In Moscow and Denmark, the group with the generally worst health profile was Moscovite females. Still Muscovite males had more than twice higher mortality at ages 55–69 years compared to Muscovite women. It points out that the male–female health-survival paradox is very pronounced in Moscow and suggests a strong sex-specific disconnect between health indicators and mortality, especially among middle-aged and younger elderly in Moscow.
Finally, considering low MMSE scores and high disability levels on some physical functioning items, future research should focus on identifying factors that contribute to ill health among middle-aged Muscovites. Based on such research findings appropriate strategies should be designed to prevent disability at such young ages and improve quality of life at older ages in Russia.

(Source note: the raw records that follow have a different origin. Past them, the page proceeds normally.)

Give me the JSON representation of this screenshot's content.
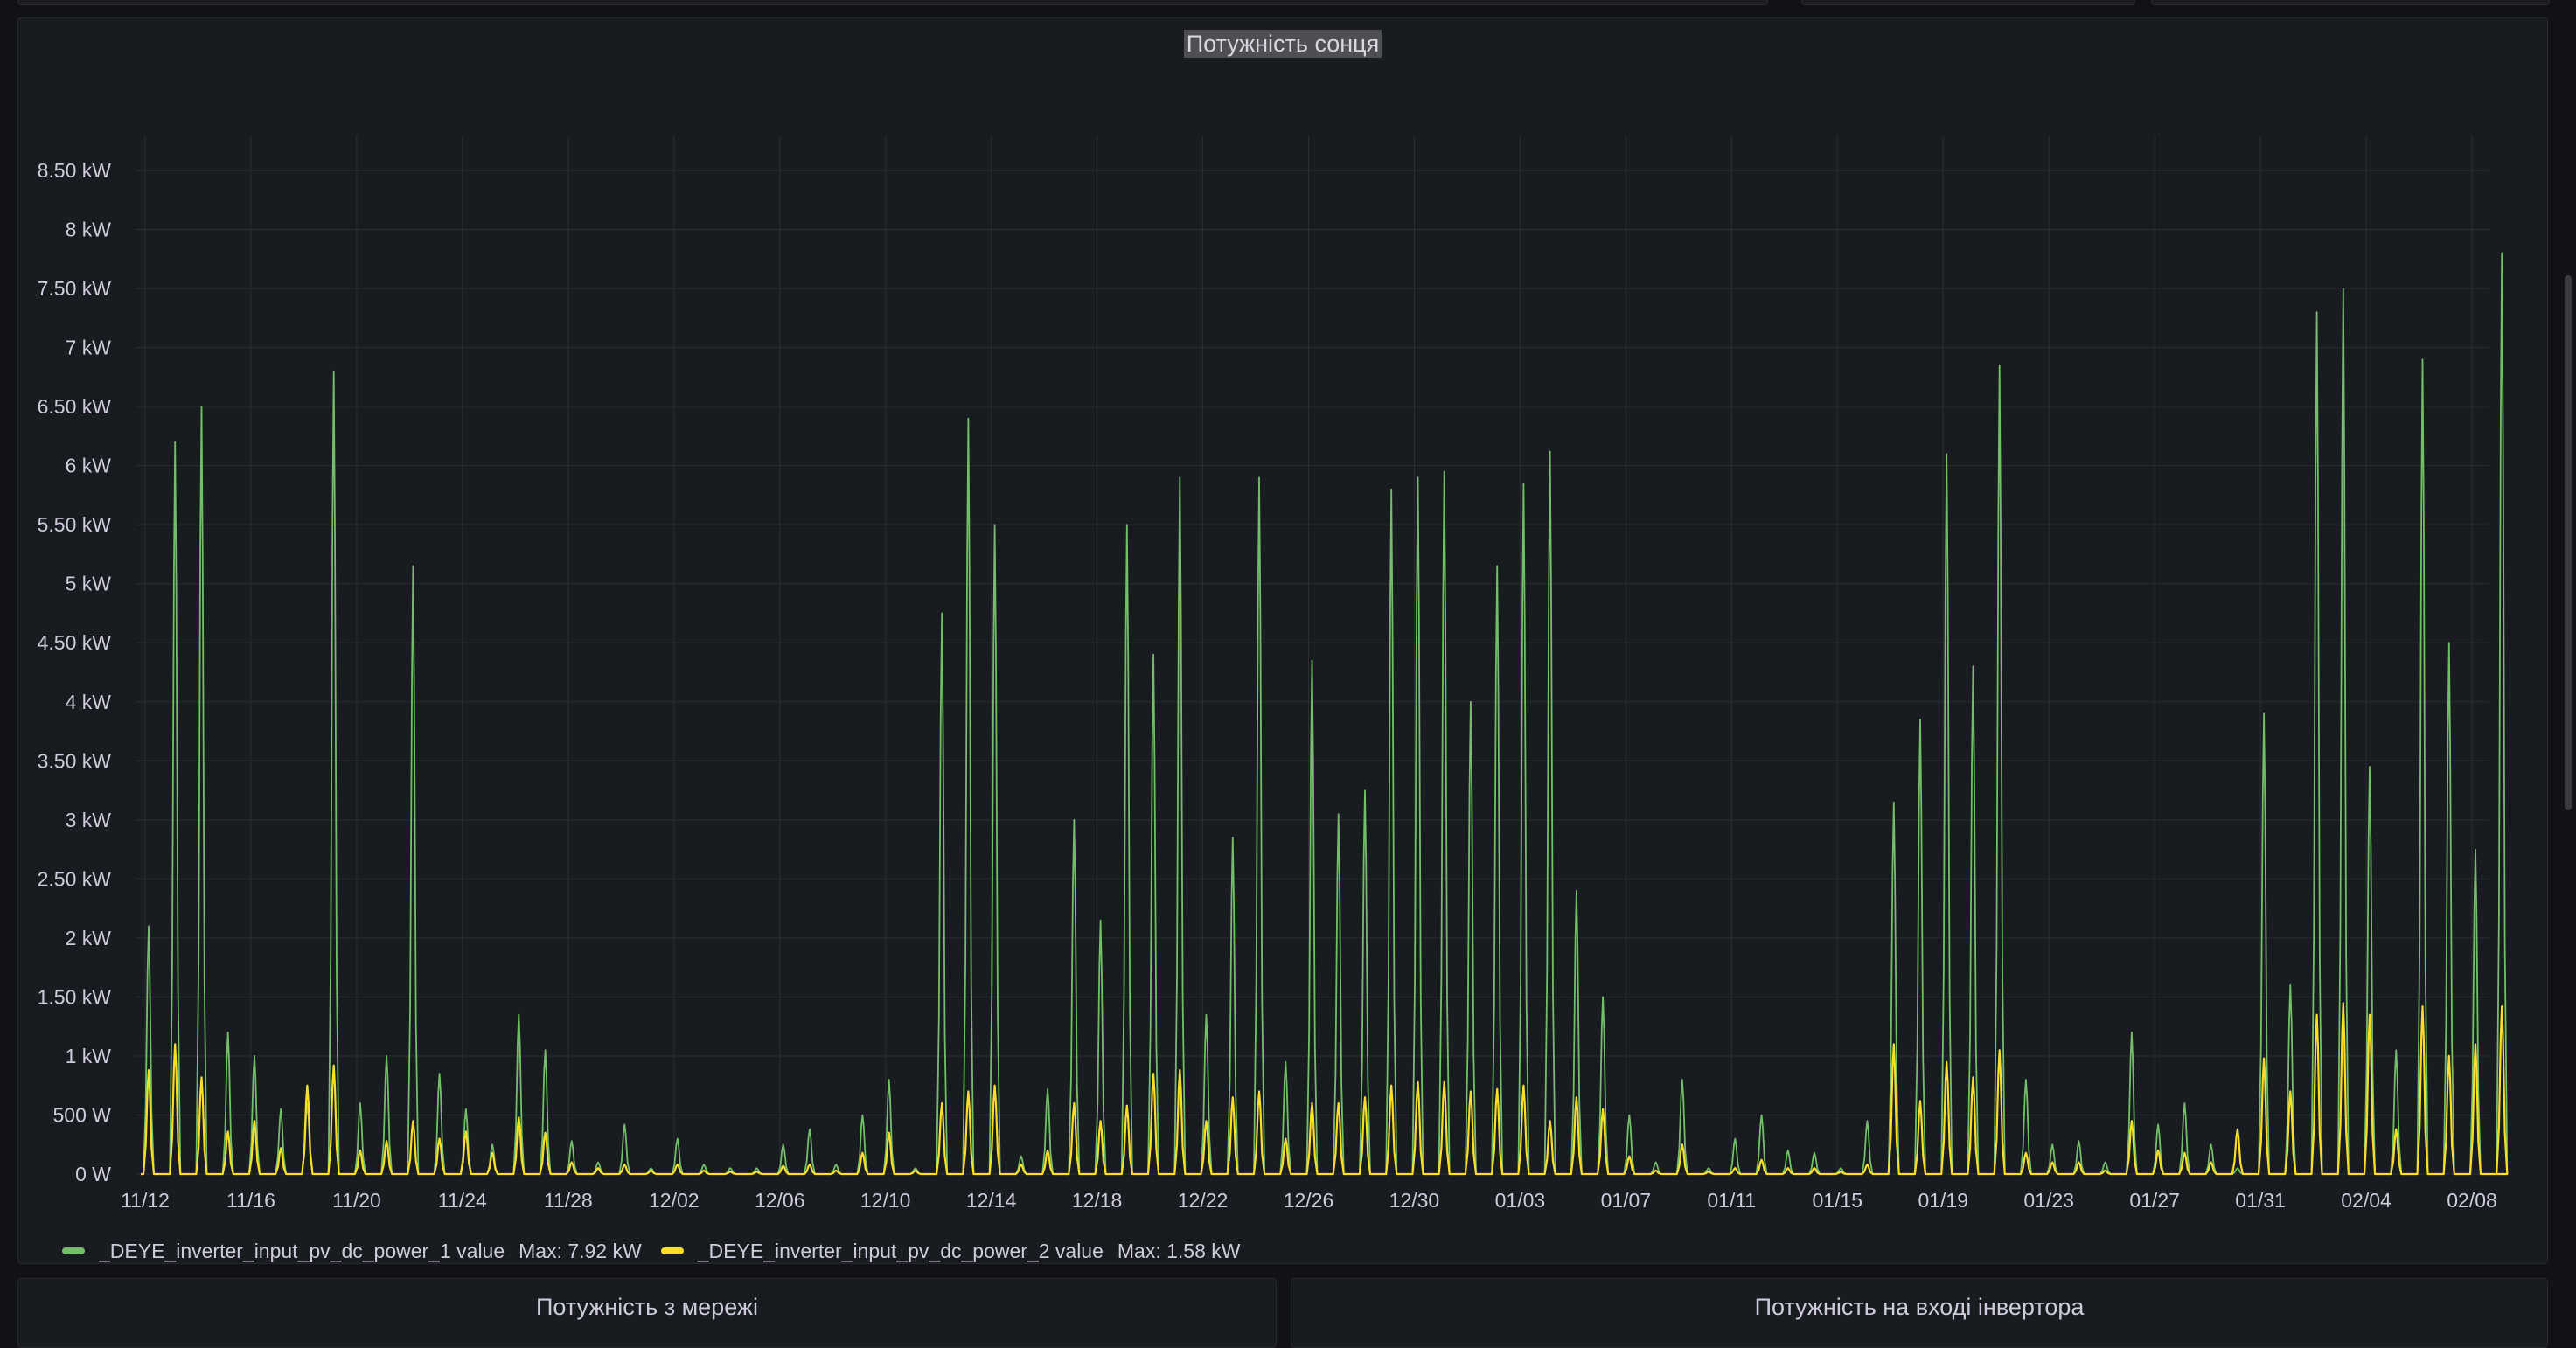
{
  "panels": {
    "main": {
      "title": "Потужність сонця"
    },
    "grid": {
      "title": "Потужність з мережі"
    },
    "inverter": {
      "title": "Потужність на вході інвертора"
    }
  },
  "chart_data": {
    "type": "line",
    "title": "Потужність сонця",
    "xlabel": "",
    "ylabel": "",
    "ylim": [
      0,
      8.6
    ],
    "y_unit": "kW",
    "y_ticks": [
      "0 W",
      "500 W",
      "1 kW",
      "1.50 kW",
      "2 kW",
      "2.50 kW",
      "3 kW",
      "3.50 kW",
      "4 kW",
      "4.50 kW",
      "5 kW",
      "5.50 kW",
      "6 kW",
      "6.50 kW",
      "7 kW",
      "7.50 kW",
      "8 kW",
      "8.50 kW"
    ],
    "x_ticks": [
      "11/12",
      "11/16",
      "11/20",
      "11/24",
      "11/28",
      "12/02",
      "12/06",
      "12/10",
      "12/14",
      "12/18",
      "12/22",
      "12/26",
      "12/30",
      "01/03",
      "01/07",
      "01/11",
      "01/15",
      "01/19",
      "01/23",
      "01/27",
      "01/31",
      "02/04",
      "02/08"
    ],
    "x": [
      "11/12",
      "11/13",
      "11/14",
      "11/15",
      "11/16",
      "11/17",
      "11/18",
      "11/19",
      "11/20",
      "11/21",
      "11/22",
      "11/23",
      "11/24",
      "11/25",
      "11/26",
      "11/27",
      "11/28",
      "11/29",
      "11/30",
      "12/01",
      "12/02",
      "12/03",
      "12/04",
      "12/05",
      "12/06",
      "12/07",
      "12/08",
      "12/09",
      "12/10",
      "12/11",
      "12/12",
      "12/13",
      "12/14",
      "12/15",
      "12/16",
      "12/17",
      "12/18",
      "12/19",
      "12/20",
      "12/21",
      "12/22",
      "12/23",
      "12/24",
      "12/25",
      "12/26",
      "12/27",
      "12/28",
      "12/29",
      "12/30",
      "12/31",
      "01/01",
      "01/02",
      "01/03",
      "01/04",
      "01/05",
      "01/06",
      "01/07",
      "01/08",
      "01/09",
      "01/10",
      "01/11",
      "01/12",
      "01/13",
      "01/14",
      "01/15",
      "01/16",
      "01/17",
      "01/18",
      "01/19",
      "01/20",
      "01/21",
      "01/22",
      "01/23",
      "01/24",
      "01/25",
      "01/26",
      "01/27",
      "01/28",
      "01/29",
      "01/30",
      "01/31",
      "02/01",
      "02/02",
      "02/03",
      "02/04",
      "02/05",
      "02/06",
      "02/07",
      "02/08",
      "02/09"
    ],
    "series": [
      {
        "name": "_DEYE_inverter_input_pv_dc_power_1 value",
        "color": "#73bf69",
        "max_label": "Max: 7.92 kW",
        "values": [
          2.1,
          6.2,
          6.5,
          1.2,
          1.0,
          0.55,
          0.6,
          6.8,
          0.6,
          1.0,
          5.15,
          0.85,
          0.55,
          0.25,
          1.35,
          1.05,
          0.28,
          0.1,
          0.42,
          0.05,
          0.3,
          0.08,
          0.05,
          0.05,
          0.25,
          0.38,
          0.08,
          0.5,
          0.8,
          0.05,
          4.75,
          6.4,
          5.5,
          0.15,
          0.72,
          3.0,
          2.15,
          5.5,
          4.4,
          5.9,
          1.35,
          2.85,
          5.9,
          0.95,
          4.35,
          3.05,
          3.25,
          5.8,
          5.9,
          5.95,
          4.0,
          5.15,
          5.85,
          6.12,
          2.4,
          1.5,
          0.5,
          0.1,
          0.8,
          0.05,
          0.3,
          0.5,
          0.2,
          0.18,
          0.05,
          0.45,
          3.15,
          3.85,
          6.1,
          4.3,
          6.85,
          0.8,
          0.25,
          0.28,
          0.1,
          1.2,
          0.42,
          0.6,
          0.25,
          0.05,
          3.9,
          1.6,
          7.3,
          7.5,
          3.45,
          1.05,
          6.9,
          4.5,
          2.75,
          7.8
        ]
      },
      {
        "name": "_DEYE_inverter_input_pv_dc_power_2 value",
        "color": "#fade2a",
        "max_label": "Max: 1.58 kW",
        "values": [
          0.88,
          1.1,
          0.82,
          0.36,
          0.45,
          0.22,
          0.75,
          0.92,
          0.2,
          0.28,
          0.45,
          0.3,
          0.36,
          0.18,
          0.48,
          0.35,
          0.1,
          0.05,
          0.08,
          0.03,
          0.08,
          0.03,
          0.02,
          0.02,
          0.07,
          0.08,
          0.03,
          0.18,
          0.35,
          0.03,
          0.6,
          0.7,
          0.75,
          0.08,
          0.2,
          0.6,
          0.45,
          0.58,
          0.85,
          0.88,
          0.45,
          0.65,
          0.7,
          0.3,
          0.6,
          0.6,
          0.65,
          0.75,
          0.78,
          0.78,
          0.7,
          0.72,
          0.75,
          0.45,
          0.65,
          0.55,
          0.15,
          0.03,
          0.25,
          0.02,
          0.05,
          0.12,
          0.05,
          0.05,
          0.02,
          0.08,
          1.1,
          0.62,
          0.95,
          0.82,
          1.05,
          0.18,
          0.1,
          0.1,
          0.03,
          0.45,
          0.2,
          0.18,
          0.1,
          0.38,
          0.98,
          0.7,
          1.35,
          1.45,
          1.35,
          0.38,
          1.42,
          1.0,
          1.1,
          1.42
        ]
      }
    ],
    "legend_position": "bottom-left",
    "grid": true
  }
}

The study was supported by the US National Institute of Health, P01AG031719, and the VELUX foundation. SAHR was funded by the National Institute on Aging (Grant Number R01AG026786). None had any role in the design, execution, analysis, and interpretation of data, or writing of the study. Vladimir Shkolnikov was partly funded by the Dynasty Foundation (Russia). We are grateful to Evgeny Andreev at the New Economic School in Moscow, and Alexander Deev at the National Research Center for Preventive Medicine (NRCPM) in Moscow for massive data cleaning and processing, to Svetlana Shalnova at the NRCPM for major contributions to the collection, handling and processing various biological markers and for her help in ensuring the quality of these data, and to Viktoria Metelskaya at the NRCPM for providing consultation on the biochemical measurements.
Conflict of interest
The authors declare that they have no conflict of interest.
The study involves secondary data analysis existing survey data. The LSADT and MADT have been through review and are approved by the ethical committee assigned through the Danish National Committee on Biomedical Research and the Danish Data Protection Agency. The SAHR was approved by the Ethical Committee of the State Research Centre for Preventive Medicine, Moscow, Russia and the Institutional Review Board at Duke University, Durham, USA.